Realistic costs and diverse suggestions make Chematica more insightful

The developers of Chematica, a computer program that can predict organic synthesis routes, have significantly improved the way it chooses from the options it discovers to present users with better and more diverse results. The speed at which the software makes these comparisons has also greatly improved, making the software more appealing as a planning and investigative tool.

Chematica performs retrosynthetic analysis: given a target compound, it suggests how it could have been made by reacting simpler components, and how those could have been made, and so on. Repeating the process eventually leads to the kinds of starting materials you can order in a catalogue. Backtracking from those reagents to the target molecule gives a synthesis route. The software looks for all of the possible alternatives at each retrosynthetic step, so rather than discovering a single synthesis, it builds a network of routes.

The wealth of alternatives proved to be an embarrassment of riches. ‘In the beginning we were very happy when it found one route. And then it started finding not one, but a thousand, or a hundred thousand routes. Saying “look, they’re all correct” doesn’t really solve a practical problem,’ comments inventor of the program Bartosz Grzybowski, from the Polish Academy of Sciences and Ulsan National Institute of Science and Technology, South Korea. Instead, Chematica ranks the possible routes by the end cost of the target molecule, and can show a variety of alternatives rather than just the cheapest – which may be variations on a theme. Now, Grzybowski’s team has significantly improved how Chematica makes these selections.

Good timing

Accounting for the imperfect yields of reactions had the biggest impact, implicitly penalising linear synthesis pathways and favouring convergent ones where molecules are assembled in chunks. ‘For the examples shown, the approach taken by Chematica does not differ too much from the retrosynthetic analysis made by a trained organic chemist,’ says Mariola Tortosa, a researcher in organic synthesis at the Autonomous University of Madrid, Spain. ‘One feature that I found particularly attractive and impressive is the fact that the program can identify the optimal timing to use the most expensive reagents.’

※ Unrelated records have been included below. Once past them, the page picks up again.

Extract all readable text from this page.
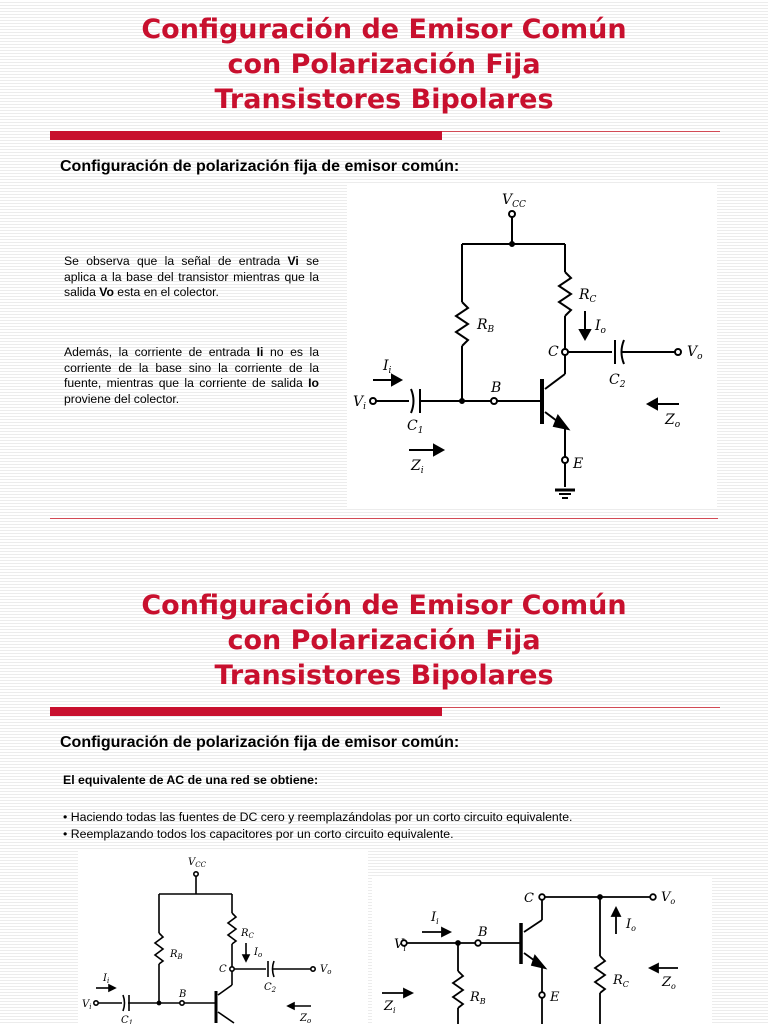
Configuración de Emisor Común
con Polarización Fija
Transistores Bipolares
Configuración de polarización fija de emisor común:
Se observa que la señal de entrada Vi se aplica a la base del transistor mientras que la salida Vo esta en el colector.
Además, la corriente de entrada Ii no es la corriente de la base sino la corriente de la fuente, mientras que la corriente de salida Io proviene del colector.
$V_{CC}$
$R_B$
$R_C$
$I_o$
C	$V_o$
$C_2$
E
B
$V_i$
$C_1$
$I_i$
$Z_i$
$Z_o$
Configuración de Emisor Común
con Polarización Fija
Transistores Bipolares
Configuración de polarización fija de emisor común:
El equivalente de AC de una red se obtiene:
• Haciendo todas las fuentes de DC cero y reemplazándolas por un corto circuito equivalente.
• Reemplazando todos los capacitores por un corto circuito equivalente.
$V_{CC}$
$R_B$
$R_C$
$I_o$
C	$V_o$
$C_2$
B
$V_i$
$C_1$
$I_i$
$Z_o$
C	$V_o$
E
$V_i$
B
$R_B$
$I_i$
$Z_i$
$R_C$
$I_o$
$Z_o$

An image showing top-scoring syntheses of unsymmetrical triarylamine proposed by Chematica

Source: © Bartosz Grzybowski/Ulsan National Institute of Science and Technology

Top-scoring syntheses of unsymmetrical triarylamine proposed by Chematica under different yield scenarios

Chematica’s definition of chemical novelty has also been improved. The code can vary its shortlist by penalising the use of similar reactions in consecutive suggestions, but it previously had a specific idea of what made two reactions alike. In the new version, two reactions are similar if they make the same product and share a reagent with more than four carbon atoms, which is broader and more realistic. The team tested this by having Chematica develop syntheses for trans-whisky lactone, and found that the software gave three very different approaches.

The software is also significantly faster than its previous version, which in severe cases could take thousands of seconds to rank the syntheses and select the best. ‘Who is willing to wait three hours to do this kind of selection? It was quite slow,’ says Grzybowski. Tomasz Badowski, a mathematician specialising in algorithm theory who worked on the project, designed superior algorithms to cut the search time to less than a second, a four-order-of-magnitude improvement.

An image showing top-scoring syntheses of trans whisky lactone proposed by Chematica

Source: © Bartosz Grzybowski/Ulsan National Institute of Science and Technology

Top-scoring syntheses of trans-whisky lactone proposed by Chematica without (a) and with (b) the application of diversity penalties

The software’s combination of speed, realism, and variety should allow organic chemists to approach the synthesis problem in new ways. ‘It gives you a realistic route to basically slide the dial and say, right, I care about yield, or no, actually I care about steps, or I care about the cost,’ says Lee Cronin, who investigates automation in chemistry at the University of Glasgow, UK. ‘I think that research like this is going to put the practical chemist back in control of their time, so they can spend it doing more fascinating chemistry and making bigger molecules.’ The sentiment is shared by Tortosa: ‘As tools like this keep improving, we won’t need to worry about things that are somehow repetitive and we will have more time to focus on creativity, on understanding fundamental mechanistic aspects and to search for original synthetic transformations. As an academic this is a very important factor.’

Merck KGaA of Darmstadt, Germany bought out the company set up to develop the software in 2017 and has released a commercial version, named Synthia. These improvements to Chematica will be included in a future release.